If the Deputy wishes, I can take a look at the particular——

I just wanted to raise the issue.

The Chairman is absolutely right. There is no point providing capital funding for a project without considering how it will operate.

The logic of what is happening is that a current programme must be in place before one can get facilities for a new programme. Areas where such programmes do not exist are, therefore, at a disadvantage.

Any new projects funded under the young people's facilities and services fund receive matching funding for current expenditure.

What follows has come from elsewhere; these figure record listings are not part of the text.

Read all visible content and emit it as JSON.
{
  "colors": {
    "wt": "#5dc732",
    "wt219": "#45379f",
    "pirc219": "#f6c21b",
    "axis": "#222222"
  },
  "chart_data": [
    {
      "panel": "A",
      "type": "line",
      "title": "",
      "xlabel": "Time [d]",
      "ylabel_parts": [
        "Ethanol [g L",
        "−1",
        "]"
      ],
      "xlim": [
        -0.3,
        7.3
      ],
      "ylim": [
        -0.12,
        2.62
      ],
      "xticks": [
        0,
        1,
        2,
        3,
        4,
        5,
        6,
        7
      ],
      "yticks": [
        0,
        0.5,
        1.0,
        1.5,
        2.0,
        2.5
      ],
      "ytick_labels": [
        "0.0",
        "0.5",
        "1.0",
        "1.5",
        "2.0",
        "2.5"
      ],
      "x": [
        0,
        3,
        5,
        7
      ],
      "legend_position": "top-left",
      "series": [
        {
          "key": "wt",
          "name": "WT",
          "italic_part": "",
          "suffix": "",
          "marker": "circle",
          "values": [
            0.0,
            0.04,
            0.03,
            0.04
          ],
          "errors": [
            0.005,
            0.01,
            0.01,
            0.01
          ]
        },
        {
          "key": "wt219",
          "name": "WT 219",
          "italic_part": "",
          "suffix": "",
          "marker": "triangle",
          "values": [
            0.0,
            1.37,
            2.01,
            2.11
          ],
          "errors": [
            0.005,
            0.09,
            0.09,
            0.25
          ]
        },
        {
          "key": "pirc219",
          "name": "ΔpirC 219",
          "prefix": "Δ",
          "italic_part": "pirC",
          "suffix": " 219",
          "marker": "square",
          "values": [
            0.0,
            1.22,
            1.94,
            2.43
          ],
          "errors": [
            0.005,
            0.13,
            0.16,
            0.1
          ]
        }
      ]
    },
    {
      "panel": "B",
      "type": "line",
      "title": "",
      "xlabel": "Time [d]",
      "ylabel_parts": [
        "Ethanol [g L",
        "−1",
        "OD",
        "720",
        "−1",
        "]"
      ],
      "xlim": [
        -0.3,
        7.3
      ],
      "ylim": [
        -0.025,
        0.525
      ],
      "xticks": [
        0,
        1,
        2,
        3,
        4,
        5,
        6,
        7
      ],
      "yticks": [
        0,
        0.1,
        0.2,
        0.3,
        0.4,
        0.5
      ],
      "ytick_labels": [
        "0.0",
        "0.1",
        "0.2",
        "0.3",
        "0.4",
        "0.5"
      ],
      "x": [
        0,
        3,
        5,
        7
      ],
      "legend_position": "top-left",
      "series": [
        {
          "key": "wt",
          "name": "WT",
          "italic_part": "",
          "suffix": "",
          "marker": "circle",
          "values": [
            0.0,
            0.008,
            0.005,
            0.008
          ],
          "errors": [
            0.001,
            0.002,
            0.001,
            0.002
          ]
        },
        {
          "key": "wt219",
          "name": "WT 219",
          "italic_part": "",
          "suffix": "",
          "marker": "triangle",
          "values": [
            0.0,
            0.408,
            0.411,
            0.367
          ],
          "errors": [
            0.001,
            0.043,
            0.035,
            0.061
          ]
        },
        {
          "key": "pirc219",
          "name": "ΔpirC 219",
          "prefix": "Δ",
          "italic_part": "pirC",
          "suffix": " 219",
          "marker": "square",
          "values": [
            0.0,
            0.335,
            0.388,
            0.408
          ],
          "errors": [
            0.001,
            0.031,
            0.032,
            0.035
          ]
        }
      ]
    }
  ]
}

What is the up-to-date position on compulsory drug testing in the workplace? This is particularly important in the context of people driving under the influence of drugs. If we are serious about dealing with the drug problem, we must look at this area. Sports people are being tested regularly for drugs but people can drive cars without being tested. There has been a major increase of approximately 130% in the number of people being prosecuted after accidents. When will there be compulsory drug testing, especially for those driving under the influence of drugs? Hundreds of people are being killed on the roads. While there has been much discussion about targeting drink driving, about which I am delighted, we must target those who drive while under the influence of drugs. It may be an even bigger killer than drink.

I do not have the answer to the specific question now but will revert to the Deputy. A recommendation is due from the Department of Enterprise, Trade and Employment shortly on drug testing in the workplace. I will endeavour to obtain an update on that for the Deputy.

There has been a very high level of engagement on and strong representation from all sides during this meeting, which is an indication of the seriousness of the issue. I propose to send a full transcript of today's proceedings to the Department. We represent the Dáil and the Seanad as well as the population at large. I know the Minister of State will take on board the views expressed here and I hope they will be of some help to him and his Department in formulating a new drugs strategy. It is clear from what has been said that members are anxious that alcohol be included in the new strategy. I have some responsibility for and knowledge of this issue through my work at the Department of Health and Children. We will send the transcript to the Minister of State as quickly as possible. Is that agreed? Agreed.

I thank all the members who contributed and the Minister of State, Deputy Curran, for his initial presentation. He was quite frank and, knowing him, he will take the issue seriously. This meeting is only one stage of a process between now and January when it is hoped the new strategy will be adopted by Government.

Mar focal scoir, gabhaim míle buíochas le gach éinne a ghlac páirt sa díospoireacht fíor-thábhachtach seo ó thaobh drugaí de. Gabhaim buíochas faoi leith leis an Aire Stáit, a oifigigh agus comhaltaí an choiste. Buailfidh an coiste arís ar 8 Deireadh Fómhair nuair a phléfimid cúrsaí turasóireachta.

The joint committee adjourned at 4.05 p.m. until Thursday, 8 October 2008.